Auch eine Tiefgaragen-Sanierung kann so richtig spannungsgeladen sein

Von Alexander Kappen

Wenn eine Tiefgarage mal knapp 40 Jahre auf dem Buckel hat und in all der Zeit nie mit einer aufwendigen Sanierung behelligt worden ist, dann ist es irgendwann mit ein bisschen Drüberstreichen nicht mehr getan ist. Dann müssen die Experten ran, um - wie es in der Fachsprache heißt - flächendeckende Potenzialfeldmessungen zur Bestimmung des chloridinduzierten Korrosionspotenzials der Bewehrung durchzuführen und die Carbonatisierungstiefe zu überprüfen. Klingt komisch, is' aber so. Im Fall der Tiefgarage des Freisinger Dom-Gymnasiums brachten diese Untersuchungen übrigens ans Licht, dass die "Chloridwerte in den tragenden Bauteilen stellenweise deutlich überhöht" sind und die Messungen "im Bereich der Fundamente und Stützenfüße auf großflächige aktive Bewehrungskorrosionen" hinweisen. Klingt auch komisch, is' es aber nicht. Denn im Prinzip bedeutet das nichts anderes, als dass einem der ganze Laden irgendwann vielleicht um die Ohren fliegt, wenn nichts getan wird.

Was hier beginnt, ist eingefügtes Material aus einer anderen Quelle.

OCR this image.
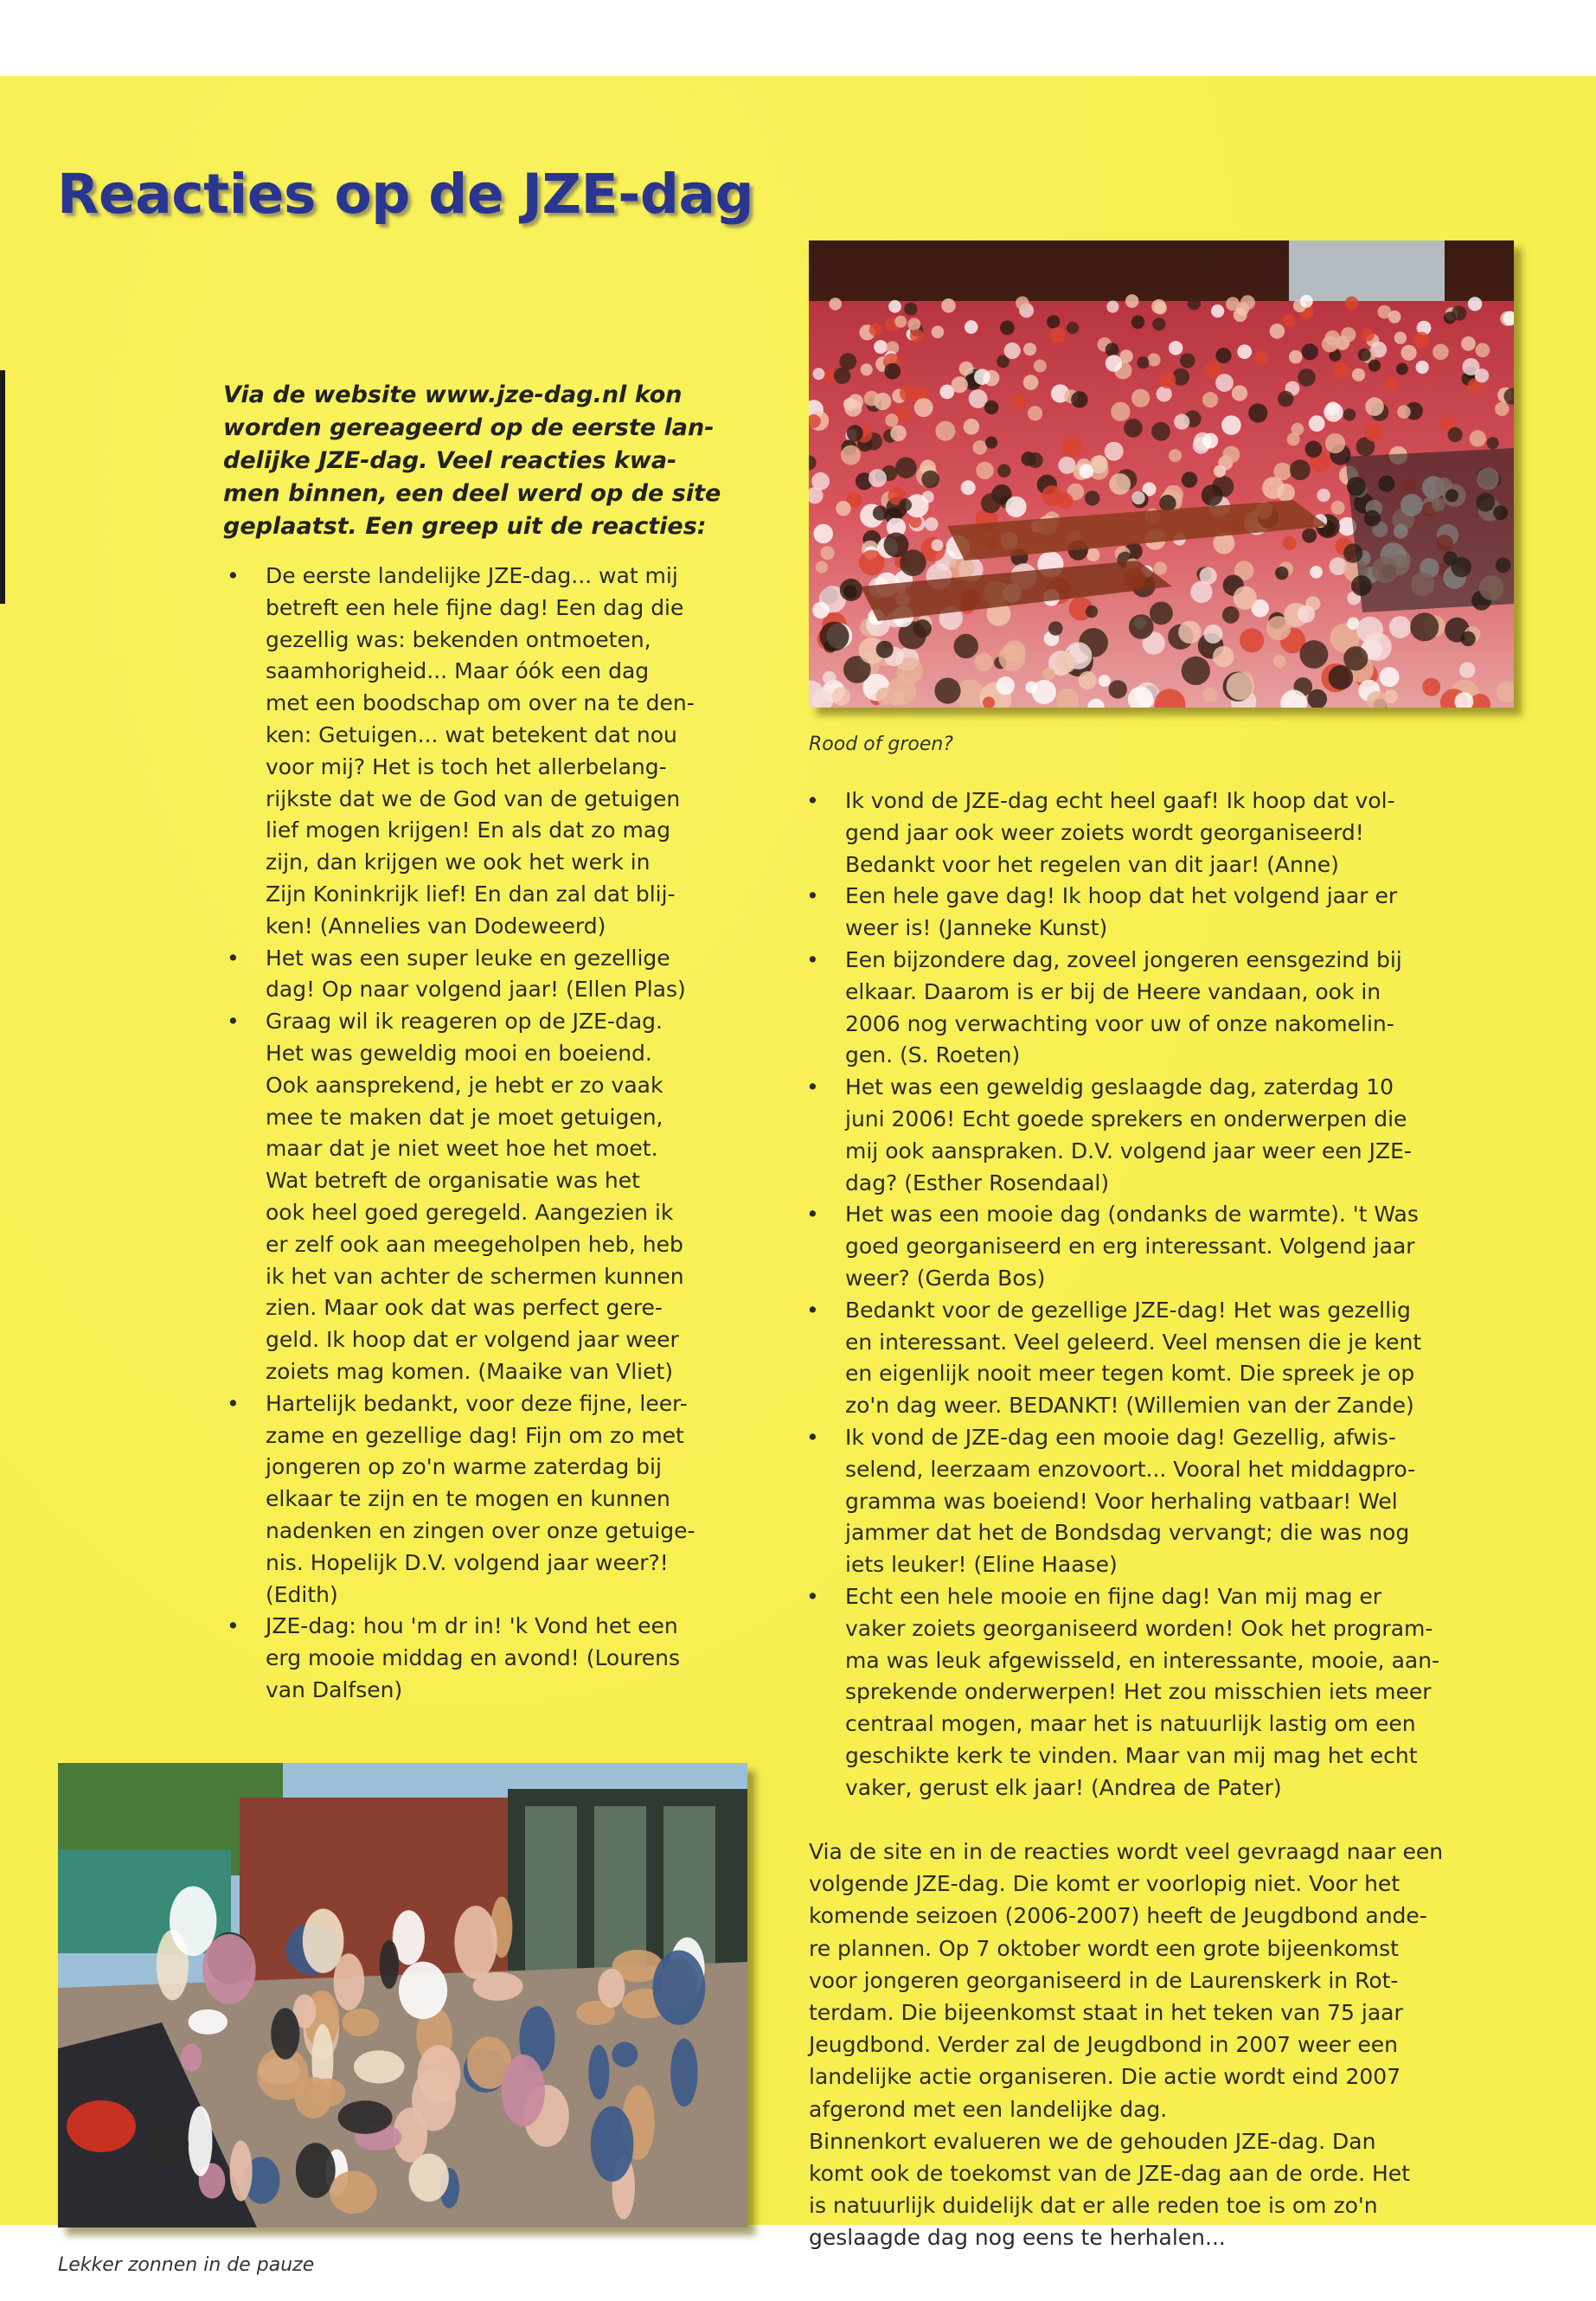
Reacties op de JZE-dag
Via de website www.jze-dag.nl kon
worden gereageerd op de eerste lan-
delijke JZE-dag. Veel reacties kwa-
men binnen, een deel werd op de site
geplaatst. Een greep uit de reacties:
• De eerste landelijke JZE-dag... wat mij
betreft een hele fijne dag! Een dag die
gezellig was: bekenden ontmoeten,
saamhorigheid... Maar óók een dag
met een boodschap om over na te den-
ken: Getuigen... wat betekent dat nou
voor mij? Het is toch het allerbelang-
rijkste dat we de God van de getuigen
lief mogen krijgen! En als dat zo mag
zijn, dan krijgen we ook het werk in
Zijn Koninkrijk lief! En dan zal dat blij-
ken! (Annelies van Dodeweerd)
• Het was een super leuke en gezellige
dag! Op naar volgend jaar! (Ellen Plas)
• Graag wil ik reageren op de JZE-dag.
Het was geweldig mooi en boeiend.
Ook aansprekend, je hebt er zo vaak
mee te maken dat je moet getuigen,
maar dat je niet weet hoe het moet.
Wat betreft de organisatie was het
ook heel goed geregeld. Aangezien ik
er zelf ook aan meegeholpen heb, heb
ik het van achter de schermen kunnen
zien. Maar ook dat was perfect gere-
geld. Ik hoop dat er volgend jaar weer
zoiets mag komen. (Maaike van Vliet)
• Hartelijk bedankt, voor deze fijne, leer-
zame en gezellige dag! Fijn om zo met
jongeren op zo'n warme zaterdag bij
elkaar te zijn en te mogen en kunnen
nadenken en zingen over onze getuige-
nis. Hopelijk D.V. volgend jaar weer?!
(Edith)
• JZE-dag: hou 'm dr in! 'k Vond het een
erg mooie middag en avond! (Lourens
van Dalfsen)
Rood of groen?
• Ik vond de JZE-dag echt heel gaaf! Ik hoop dat vol-
gend jaar ook weer zoiets wordt georganiseerd!
Bedankt voor het regelen van dit jaar! (Anne)
• Een hele gave dag! Ik hoop dat het volgend jaar er
weer is! (Janneke Kunst)
• Een bijzondere dag, zoveel jongeren eensgezind bij
elkaar. Daarom is er bij de Heere vandaan, ook in
2006 nog verwachting voor uw of onze nakomelin-
gen. (S. Roeten)
• Het was een geweldig geslaagde dag, zaterdag 10
juni 2006! Echt goede sprekers en onderwerpen die
mij ook aanspraken. D.V. volgend jaar weer een JZE-
dag? (Esther Rosendaal)
• Het was een mooie dag (ondanks de warmte). 't Was
goed georganiseerd en erg interessant. Volgend jaar
weer? (Gerda Bos)
• Bedankt voor de gezellige JZE-dag! Het was gezellig
en interessant. Veel geleerd. Veel mensen die je kent
en eigenlijk nooit meer tegen komt. Die spreek je op
zo'n dag weer. BEDANKT! (Willemien van der Zande)
• Ik vond de JZE-dag een mooie dag! Gezellig, afwis-
selend, leerzaam enzovoort... Vooral het middagpro-
gramma was boeiend! Voor herhaling vatbaar! Wel
jammer dat het de Bondsdag vervangt; die was nog
iets leuker! (Eline Haase)
• Echt een hele mooie en fijne dag! Van mij mag er
vaker zoiets georganiseerd worden! Ook het program-
ma was leuk afgewisseld, en interessante, mooie, aan-
sprekende onderwerpen! Het zou misschien iets meer
centraal mogen, maar het is natuurlijk lastig om een
geschikte kerk te vinden. Maar van mij mag het echt
vaker, gerust elk jaar! (Andrea de Pater)
Lekker zonnen in de pauze
Via de site en in de reacties wordt veel gevraagd naar een
volgende JZE-dag. Die komt er voorlopig niet. Voor het
komende seizoen (2006-2007) heeft de Jeugdbond ande-
re plannen. Op 7 oktober wordt een grote bijeenkomst
voor jongeren georganiseerd in de Laurenskerk in Rot-
terdam. Die bijeenkomst staat in het teken van 75 jaar
Jeugdbond. Verder zal de Jeugdbond in 2007 weer een
landelijke actie organiseren. Die actie wordt eind 2007
afgerond met een landelijke dag.
Binnenkort evalueren we de gehouden JZE-dag. Dan
komt ook de toekomst van de JZE-dag aan de orde. Het
is natuurlijk duidelijk dat er alle reden toe is om zo'n
geslaagde dag nog eens te herhalen...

Und jetzt kommt - das kann im Schulalltag ja nicht schaden - etwas Spannung ins Spiel. Um zu verhindern, dass das Chlorid all die Fundamente, Stützfüße und sonstigen wichtigen Bauteile weiter munter zerfrisst, könnte man ein so genanntes kathodisches Korrosionsschutzsystem installieren. Oder laienhaft ausgedrückt: ein bisserl Strom durch die Wände jagen. Gut, das treibt vielleicht die Stromrechnung ein wenig in die Höhe, macht aber andererseits der Korrosion den Garaus - und hat vielleicht ja auch noch ein paar weitere, nützliche Nebeneffekte.

Schüler, denen beim intensiven Chatten am Pausenhof der Saft ausgeht, könnten einen Abstecher in die Tiefgarage machen und kurz ihre Smartphones ans Gemäuer halten, um den Akku aufzuladen. Graffiti-Sprayer, die sich ohne offiziellen künstlerischen Auftrag auf der Garagenwand verewigen, lassen künftig die Finger davon, wenn sie bei diesem elektrisierenden Erlebnis eins auf die Pfoten bekommen. Und das Problem des wilden Urinierens wird praktisch schon unterbunden, bevor es überhaupt entsteht. Wer seine Notdurft an einer stromdurchfluteten Säule verrichtet, macht das womöglich nur einmal.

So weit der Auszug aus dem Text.